Garfield, at first, kept silent. Working from his home in Ohio, he hoped the scandal would quiet down if he didn’t engage. But he also had a nagging doubt. He didn’t think he had written the letter, but he wasn’t sure. During the campaign, he had signed so many letters, and it was possible he’d signed this one, too. He dispatched a secretary to Washington to search through his files there.
Meanwhile, the Republican Party had started to investigate this H.L. Morey. The day after the Morey letter was published, newspapers were already reporting doubts. Morey was supposed to live in Lynn, Massachusetts, about 10 miles from Boston, and have been part of the Employers’ Union. But business leaders in Boston said that no such organization had ever existed, and they knew of no H.L. Morey. Still, the Truth continued its campaign against Garfield; on October 23, the paper published a facsimile of the Morey letter on the cover of the paper. Pressure on Garfield increased—if he hadn’t written the letter, he needed to denounce it.
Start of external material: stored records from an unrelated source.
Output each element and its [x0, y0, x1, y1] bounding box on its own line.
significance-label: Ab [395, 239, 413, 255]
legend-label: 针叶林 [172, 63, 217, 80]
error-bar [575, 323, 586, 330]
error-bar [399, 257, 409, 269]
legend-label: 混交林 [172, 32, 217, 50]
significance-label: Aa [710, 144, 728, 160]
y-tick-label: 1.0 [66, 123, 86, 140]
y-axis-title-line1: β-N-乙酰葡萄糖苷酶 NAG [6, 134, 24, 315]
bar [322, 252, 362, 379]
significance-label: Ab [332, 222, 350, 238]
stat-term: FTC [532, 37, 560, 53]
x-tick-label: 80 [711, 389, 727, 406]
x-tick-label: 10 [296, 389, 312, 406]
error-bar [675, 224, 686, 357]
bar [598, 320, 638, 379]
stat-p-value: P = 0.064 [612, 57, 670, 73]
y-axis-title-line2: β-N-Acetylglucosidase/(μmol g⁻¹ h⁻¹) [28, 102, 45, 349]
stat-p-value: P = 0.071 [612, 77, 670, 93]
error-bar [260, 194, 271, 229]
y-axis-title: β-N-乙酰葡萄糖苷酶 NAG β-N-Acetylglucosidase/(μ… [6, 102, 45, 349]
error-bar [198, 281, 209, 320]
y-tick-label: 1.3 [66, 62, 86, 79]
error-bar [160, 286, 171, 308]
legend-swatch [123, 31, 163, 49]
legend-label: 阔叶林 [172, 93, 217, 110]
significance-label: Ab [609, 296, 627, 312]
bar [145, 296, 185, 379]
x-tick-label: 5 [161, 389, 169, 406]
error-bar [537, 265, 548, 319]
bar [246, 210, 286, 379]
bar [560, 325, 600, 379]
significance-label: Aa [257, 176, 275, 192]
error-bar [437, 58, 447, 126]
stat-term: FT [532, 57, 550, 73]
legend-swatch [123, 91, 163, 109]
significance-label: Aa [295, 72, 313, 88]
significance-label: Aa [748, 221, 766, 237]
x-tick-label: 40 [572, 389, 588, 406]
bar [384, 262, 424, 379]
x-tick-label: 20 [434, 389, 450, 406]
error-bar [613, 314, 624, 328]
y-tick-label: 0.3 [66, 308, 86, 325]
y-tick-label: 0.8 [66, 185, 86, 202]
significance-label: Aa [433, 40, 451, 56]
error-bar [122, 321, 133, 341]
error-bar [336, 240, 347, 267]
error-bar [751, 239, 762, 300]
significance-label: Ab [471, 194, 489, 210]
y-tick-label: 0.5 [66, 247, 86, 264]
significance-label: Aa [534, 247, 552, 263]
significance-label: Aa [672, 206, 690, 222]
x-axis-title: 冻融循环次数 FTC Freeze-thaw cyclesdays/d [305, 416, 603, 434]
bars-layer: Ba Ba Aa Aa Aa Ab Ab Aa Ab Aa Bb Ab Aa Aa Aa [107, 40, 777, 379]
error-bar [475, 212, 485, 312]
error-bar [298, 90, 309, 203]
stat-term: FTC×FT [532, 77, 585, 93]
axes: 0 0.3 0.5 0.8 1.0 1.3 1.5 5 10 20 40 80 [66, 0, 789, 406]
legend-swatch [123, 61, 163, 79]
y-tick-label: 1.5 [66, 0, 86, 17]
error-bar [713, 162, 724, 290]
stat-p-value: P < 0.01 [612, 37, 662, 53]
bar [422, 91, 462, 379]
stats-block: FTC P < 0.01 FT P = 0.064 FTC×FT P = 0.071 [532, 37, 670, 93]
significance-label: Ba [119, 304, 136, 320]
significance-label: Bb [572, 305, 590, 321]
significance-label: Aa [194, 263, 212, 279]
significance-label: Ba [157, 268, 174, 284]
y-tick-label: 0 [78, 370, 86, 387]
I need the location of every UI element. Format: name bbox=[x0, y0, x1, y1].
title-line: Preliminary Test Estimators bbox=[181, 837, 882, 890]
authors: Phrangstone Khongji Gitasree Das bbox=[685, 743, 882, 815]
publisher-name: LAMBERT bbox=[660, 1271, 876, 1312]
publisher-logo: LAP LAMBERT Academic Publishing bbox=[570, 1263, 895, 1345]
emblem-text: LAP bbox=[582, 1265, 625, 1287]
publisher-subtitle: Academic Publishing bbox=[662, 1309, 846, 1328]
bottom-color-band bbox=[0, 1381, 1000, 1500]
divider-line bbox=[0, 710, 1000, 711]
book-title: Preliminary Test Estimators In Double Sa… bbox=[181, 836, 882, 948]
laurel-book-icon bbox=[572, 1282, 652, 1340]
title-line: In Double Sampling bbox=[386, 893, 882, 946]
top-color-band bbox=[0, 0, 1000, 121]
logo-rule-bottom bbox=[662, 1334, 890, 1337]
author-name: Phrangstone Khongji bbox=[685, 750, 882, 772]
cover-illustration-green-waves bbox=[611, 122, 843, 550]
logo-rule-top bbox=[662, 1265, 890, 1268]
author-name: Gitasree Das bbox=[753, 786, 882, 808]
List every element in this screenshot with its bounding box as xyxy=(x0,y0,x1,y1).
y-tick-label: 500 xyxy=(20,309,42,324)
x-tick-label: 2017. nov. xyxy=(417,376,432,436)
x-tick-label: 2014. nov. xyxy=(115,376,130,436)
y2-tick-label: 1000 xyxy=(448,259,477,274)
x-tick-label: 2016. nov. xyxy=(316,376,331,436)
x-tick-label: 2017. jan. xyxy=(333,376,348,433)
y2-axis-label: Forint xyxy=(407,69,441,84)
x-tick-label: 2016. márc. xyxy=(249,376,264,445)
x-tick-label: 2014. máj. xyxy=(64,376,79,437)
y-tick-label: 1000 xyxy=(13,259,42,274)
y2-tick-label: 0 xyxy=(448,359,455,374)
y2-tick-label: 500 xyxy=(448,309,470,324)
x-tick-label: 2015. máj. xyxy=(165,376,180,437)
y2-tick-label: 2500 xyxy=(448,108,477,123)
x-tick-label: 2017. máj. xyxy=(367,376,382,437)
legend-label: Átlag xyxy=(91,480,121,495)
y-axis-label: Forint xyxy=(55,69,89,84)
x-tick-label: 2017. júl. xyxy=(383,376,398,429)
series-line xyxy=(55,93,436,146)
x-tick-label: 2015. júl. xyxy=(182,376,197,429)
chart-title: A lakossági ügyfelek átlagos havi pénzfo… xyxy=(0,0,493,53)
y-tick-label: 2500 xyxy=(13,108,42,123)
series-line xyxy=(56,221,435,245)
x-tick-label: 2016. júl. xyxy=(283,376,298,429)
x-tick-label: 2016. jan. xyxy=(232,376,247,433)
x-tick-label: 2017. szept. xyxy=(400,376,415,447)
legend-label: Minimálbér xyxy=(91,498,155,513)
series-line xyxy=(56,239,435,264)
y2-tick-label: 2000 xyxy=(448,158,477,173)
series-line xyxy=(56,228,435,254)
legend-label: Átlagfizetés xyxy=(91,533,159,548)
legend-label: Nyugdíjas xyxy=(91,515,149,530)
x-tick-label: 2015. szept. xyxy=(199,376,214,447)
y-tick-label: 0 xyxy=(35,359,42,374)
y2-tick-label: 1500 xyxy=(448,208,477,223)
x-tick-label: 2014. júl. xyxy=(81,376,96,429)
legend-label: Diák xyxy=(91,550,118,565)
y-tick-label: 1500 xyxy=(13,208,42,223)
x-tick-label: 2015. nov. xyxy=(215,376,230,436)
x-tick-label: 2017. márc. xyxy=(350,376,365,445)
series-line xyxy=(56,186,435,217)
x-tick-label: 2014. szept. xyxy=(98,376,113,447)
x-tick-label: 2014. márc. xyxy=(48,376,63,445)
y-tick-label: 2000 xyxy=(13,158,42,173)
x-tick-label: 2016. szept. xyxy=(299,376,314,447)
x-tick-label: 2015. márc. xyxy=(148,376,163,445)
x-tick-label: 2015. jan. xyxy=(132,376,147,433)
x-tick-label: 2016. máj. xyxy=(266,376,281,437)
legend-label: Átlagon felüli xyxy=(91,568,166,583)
Garfield took a risk. He went public with a denial: he hadn’t written the letter. It wasn’t until October 25 that he received a copy of the Truth with the facsimile on the cover. Immediately, Garfield was reassured. The letter wasn’t in his handwriting nor that of his aides. Not long after, word came from D.C.: there was no copy of the letter in the files there. The letter was a fraud.
All of which led to the second question at the center of the scandal: Who had actually written the letter?
The Republican Party didn’t have much time to gain control of the story. They printed copies of Garfield’s denial and had them shipped to California “on a special car to San Francisco,” the San Francisco Chronicle reported. “The trip across the continent will be much the fastest ever made by any train.” (No one noted that those crucial, speedy trains were likely to travel on tracks built by Chinese labor.)
Garfield lost California, by just 144 votes. But he won the election. Although he had a wide margin of victory in the electoral college, in the popular vote Garfield’s margin of victory was the slimmest in the history of U.S. presidential elections: fewer than 10,000 votes separated the two candidates.
The scandal of the Morey letter dragged on for years after the election, though, even after Garfield was assassinated (for unrelated reasons) six months into his term. The journalist who originally published the letter, Kenward Philp, was put on trial for libel and forgery. Described by a contemporary paper as “a little fellow with a high forehead,” he’d been known as a political prankster, which didn’t help his case.
But Philp was acquitted of the crime. The only person to go to jail was one of two witnesses allegedly paid off by the Democratic Party to testify that they knew H.L. Morey. But Morey did not exist and never had; eventually the two witnesses admitted as much. One was found guilty of perjury and sentenced to 8 years in Sing Sing. “In the author’s opinion, which he cannot document, it was probably the prankster Kenward Philp who penned the Morey letter,” wrote the historian Ted C. Hinckley, in one of most thorough accounts of the scandal.
A contemporary investigation, published in 1884, blamed a different culprit, a lawyer with “an innate love of intrigue, and a craving for notoriety.” In the end, no one knows for sure who wrote the Morey letter, described by a Republican lawyer at the time as “the most extraordinary and infamous achievement in political fraud-doing ever perpetrated by any political party in this country.”